In this post, we'll share a few activities we use to teach poetry in our classrooms. We spend about a week on each one, devoting time to brainstorming, pair sharing, and working up the final product.
Teaching haiku strengthens students’ knowledge of syllabication and broadens their cultural knowledge. If you used lessons from our immigration post a couple of weeks ago, this is a great follow-up. Haiku is an ancient form of Japanese poetry that is generally about nature. No matter the season, students can practice this form of writing. We recommend you visit Scholastic's Poetry Idea Engine to start exploring haiku with your class. This is an awesome and engaging tool that you can use to play with poetry.
Since we have experienced an unusual number of rainy days lately, we decided to have students write about the rain. We did a lot of brainstorming and pair sharing activities to come up with ideas for what we could write about. We talked about how it sounds, feels, looks like, what we can do in it . . . you get the idea.
We made a raindrop template with three lines on it. The students needed to come up with three phrases about the rain. The first phrase needed to be five syllables long; the second, seven syllables; and the third, five. We colored them, cut them out, and displayed them in the room.
This one really kicks things up a notch! In this activity students express their emotions and senses through the use of color. Here is the pattern to follow:
[Insert emotion] is [color].
It sounds like ___________.
It smells like ___________.
It tastes like ____________.
It looks like ____________.
[Same emotion] feels like ____________.
Have students keep a journal about the emotions they feel and what makes them feel that way. Again, you will want to brainstorm and pair share ideas before doing the final project. It was hard for some students to tell us what a color smells like or tastes like. We had to model this several times and provide many examples.

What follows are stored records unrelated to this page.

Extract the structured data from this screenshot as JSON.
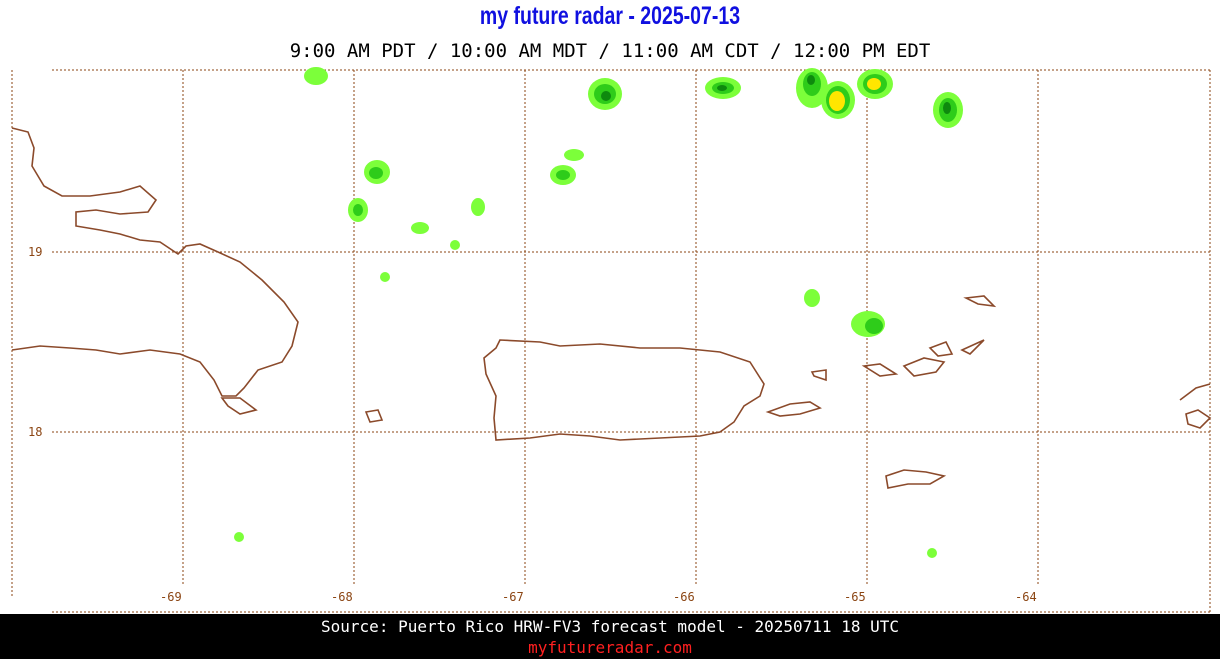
{
  "header": {
    "title": "my future radar - 2025-07-13",
    "subtitle": "9:00 AM PDT / 10:00 AM MDT / 11:00 AM CDT / 12:00 PM EDT"
  },
  "map": {
    "lat_labels": [
      19,
      18
    ],
    "lon_labels": [
      -69,
      -68,
      -67,
      -66,
      -65,
      -64
    ]
  },
  "footer": {
    "source": "Source: Puerto Rico HRW-FV3 forecast model - 20250711 18 UTC",
    "site": "myfutureradar.com"
  }
}
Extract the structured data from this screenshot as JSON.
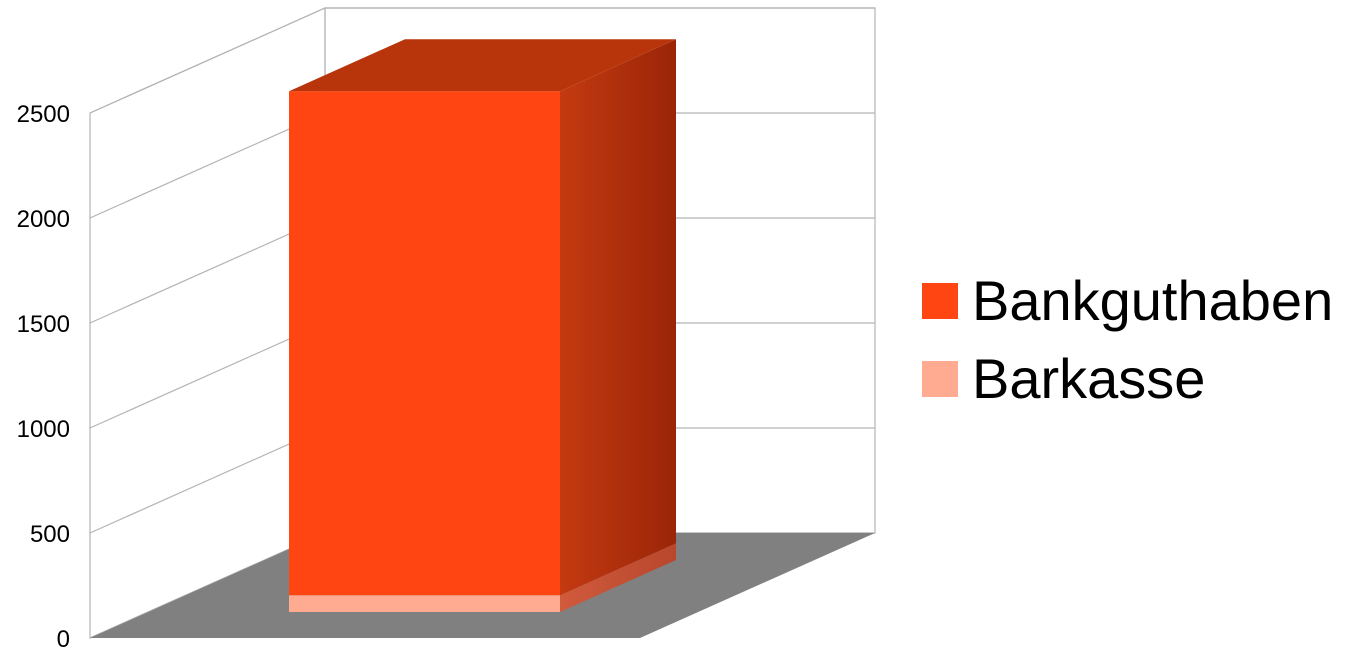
{
  "chart_data": {
    "type": "bar",
    "stacked": true,
    "three_d": true,
    "categories": [
      ""
    ],
    "series": [
      {
        "name": "Barkasse",
        "values": [
          80
        ],
        "color": "#ffab91"
      },
      {
        "name": "Bankguthaben",
        "values": [
          2400
        ],
        "color": "#ff4511"
      }
    ],
    "y_ticks": [
      "0",
      "500",
      "1000",
      "1500",
      "2000",
      "2500"
    ],
    "ylim": [
      0,
      2500
    ],
    "grid": true,
    "legend_position": "right",
    "floor_color": "#808080",
    "title": "",
    "xlabel": "",
    "ylabel": ""
  }
}
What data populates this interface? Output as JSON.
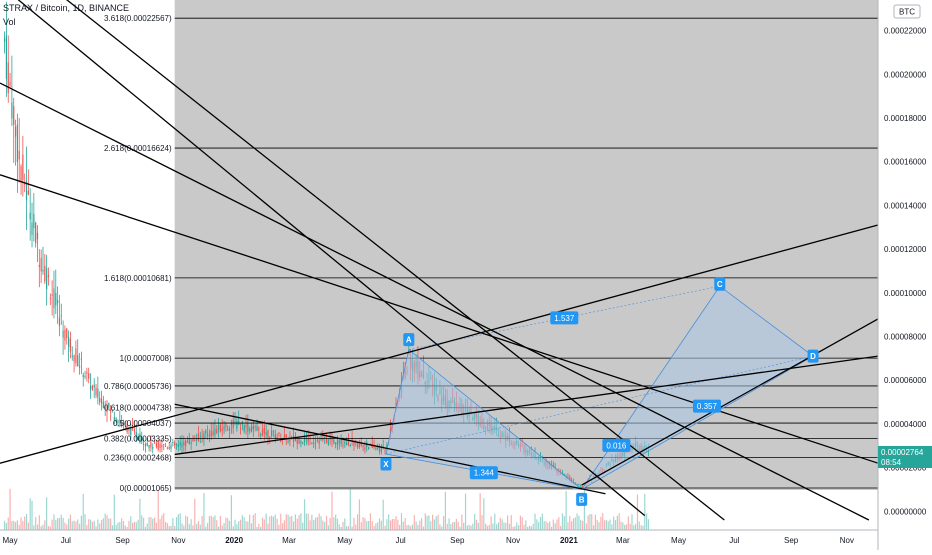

I am sure many of you have done some kind of acrostic poem with your class. What about having students do one using their names? This is a great way to build self-esteem. Start by having students write nice things about each other on slips of paper (they can be as simple as one word) and deliver them to each other. This gives students their very own word bank to work from when they have to write nice things about themselves. It also makes them feel great knowing all the wonderful things the other students think about them.
Alliteration is always our favorite because we make a silly class book and each of the children gets their very own copy to keep. We begin by writing an alliterative phrase or sentence together as a class. To start, we decide on the letter we are going to use, and then we brainstorm a list of words that begin with that letter. We make sure to list nouns, verbs, adjectives, and words that describe when or where. This list is very helpful for the students. Students then use a sentence strip to write an alliterative sentence using words from the list. Many students end up writing similar sentences, but that is OK because we are practicing.
To write our class alliteration book, each child is assigned a letter from the alphabet. We pair up some of our students who need extra support. The alliterations are published in alphabetical order and copies are made for each student. The students love reading their classmates' work. This activity is a must!
What activities do you have planned for National Poetry Month? We would love to hear!